The term "beta" will also collapse into irrelevance in downloadable software, predicts Chris Messina, who calls himself director of experience at Flock, a startup developing an open source browser. Users of Microsoft products know that when software products move out of beta, users are flooded with security and quality patches in short order, meaning that version 1.0 isn't so much a magic milestone as just another point in a continual cycle of development.
"I see gradients of validity where for my mom I might wait until Flock gets to 0.8 before I install it for her," Messina says. "For friends who I like I'll give them the development version that won't crash the system, and then for people I don't like they can have the nightly builds. So I think we'll have three tracks."
Guardian Unlimited Technology | Are you a dummy for beta software?
So there you have it, if I don't like you, go download annightlyhourly build. ;)
No, just kidding.
But the point stands -- software development is indeed becoming more organic, without really even realizing it (or maybe it has been all along, but we've fought its natural state for business reasons -- after all, selling upgrades is a lucrative bidniz). Sure, you've still got holdouts and beta logos plastered all over the place, but the reality is this: software is a process. It's never really done. The longer we go on pretending that the vaunted one-dot-oh somehow indicates a sense of finality, security or stability, the harder time we're going to have convincing folks not in the geek world that there will always be bugs, that there are no right answers, that, just like natural systems, we've got to design for imperfection, frailty, accidents and hell, the irrationality of human actors.

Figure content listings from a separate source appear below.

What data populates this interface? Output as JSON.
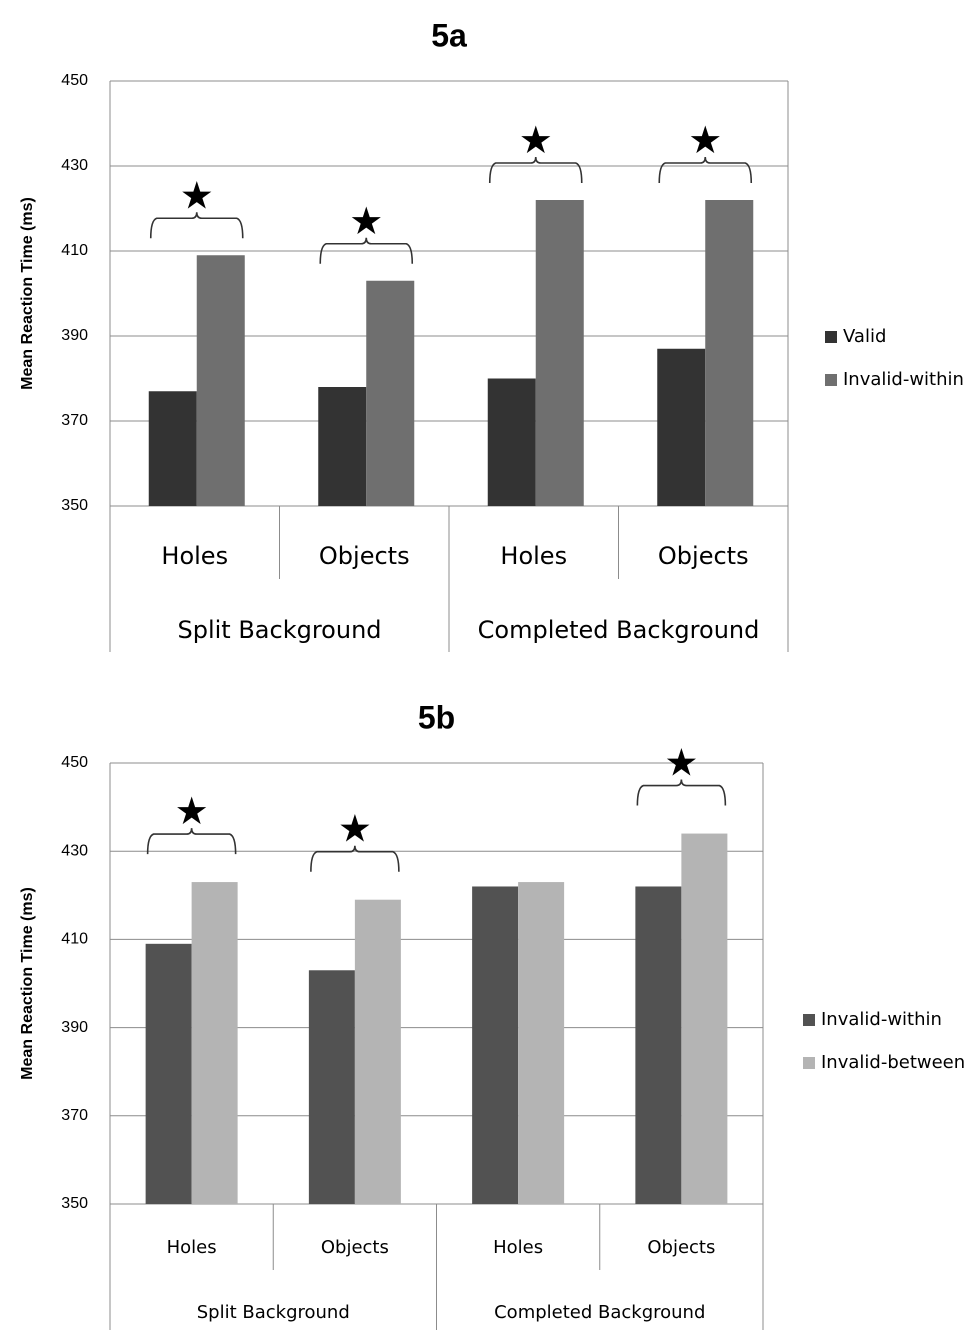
{
  "chart_data": [
    {
      "type": "bar",
      "title": "5a",
      "ylabel": "Mean Reaction Time (ms)",
      "ylim": [
        350,
        450
      ],
      "yticks": [
        350,
        370,
        390,
        410,
        430,
        450
      ],
      "grid": true,
      "legend_position": "right",
      "categories": [
        "Holes",
        "Objects",
        "Holes",
        "Objects"
      ],
      "groups": [
        "Split Background",
        "Completed Background"
      ],
      "series": [
        {
          "name": "Valid",
          "color": "#333333",
          "values": [
            377,
            378,
            380,
            387
          ]
        },
        {
          "name": "Invalid-within",
          "color": "#6f6f6f",
          "values": [
            409,
            403,
            422,
            422
          ]
        }
      ],
      "significance_marker": "★",
      "significant": [
        true,
        true,
        true,
        true
      ]
    },
    {
      "type": "bar",
      "title": "5b",
      "ylabel": "Mean Reaction Time (ms)",
      "ylim": [
        350,
        450
      ],
      "yticks": [
        350,
        370,
        390,
        410,
        430,
        450
      ],
      "grid": true,
      "legend_position": "right",
      "categories": [
        "Holes",
        "Objects",
        "Holes",
        "Objects"
      ],
      "groups": [
        "Split Background",
        "Completed Background"
      ],
      "series": [
        {
          "name": "Invalid-within",
          "color": "#525252",
          "values": [
            409,
            403,
            422,
            422
          ]
        },
        {
          "name": "Invalid-between",
          "color": "#b4b4b4",
          "values": [
            423,
            419,
            423,
            434
          ]
        }
      ],
      "significance_marker": "★",
      "significant": [
        true,
        true,
        false,
        true
      ]
    }
  ]
}
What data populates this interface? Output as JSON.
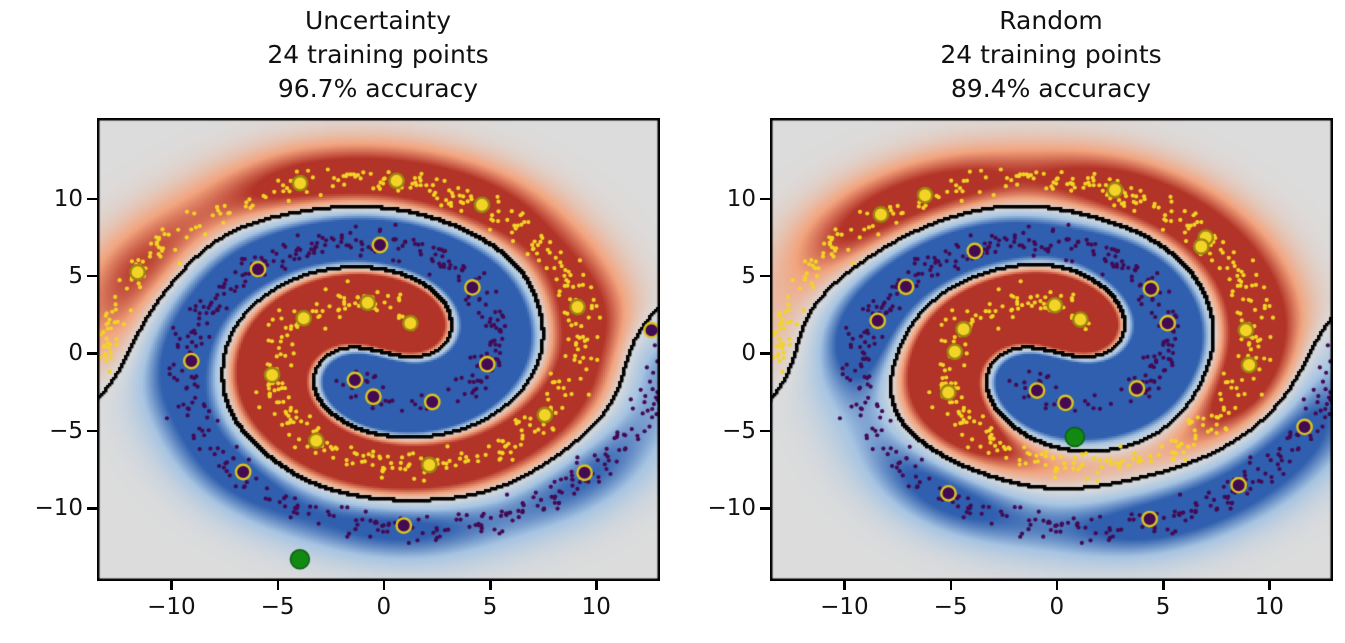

So listen, I'd read somewhere recently (I forget where -- I wasn't using Flock so I can't full-text search my history) that this whole BETA program fad is just a way for companies to shirk responsibility for the apps they deploy. It's like, you call something "beta" and poof, no more responsibility. Well, clearly no one really does read EULAs anymore or you'd know that, beta or not, no one takes responsibility for anything anymore. It's all the in the EULA, usually in some big bold type like this: WE DON'T CARE IF YOU BLOW UP YOUR COMPUTER WITH OUR SOFTWARE, IT'S NOT OUR FAULT AND THE LAW IS ON OUR SIDE, GET OVER IT (copied from the IE7 beta 2 EULA).
(No, just kidding).
Anyway, I think the point that Schofield makes in his article is a good one, and I enjoyed the chance to talk to him about it. But really folks, and this was raised in that conversation, what the heck are we going to do with desktop apps and the ever-present push towards one-dot-ohs? I don't see them going away any time soon and yet they simply don't reflect anything useful, especially since webapps have the luxury of never really worrying about that problem and can be in a constant state of flux and no one really cares... As it is, Thunderbird has been downloading updates every other day, asking me to restart it so that it can update itself... I have no idea what version I'm running -- only the knowledge that somebody, somewhere is working on the thing and that its stability comes in fits and spurts. And that's ok, because I've come to Jesse baby, hallelujah!, praise the Ford, Zen-master dojo, taekwon-do and on and on. Yeah, now that software development is becoming more zen-like, how do we help the rest of the world cope with the realities of such uncertainty?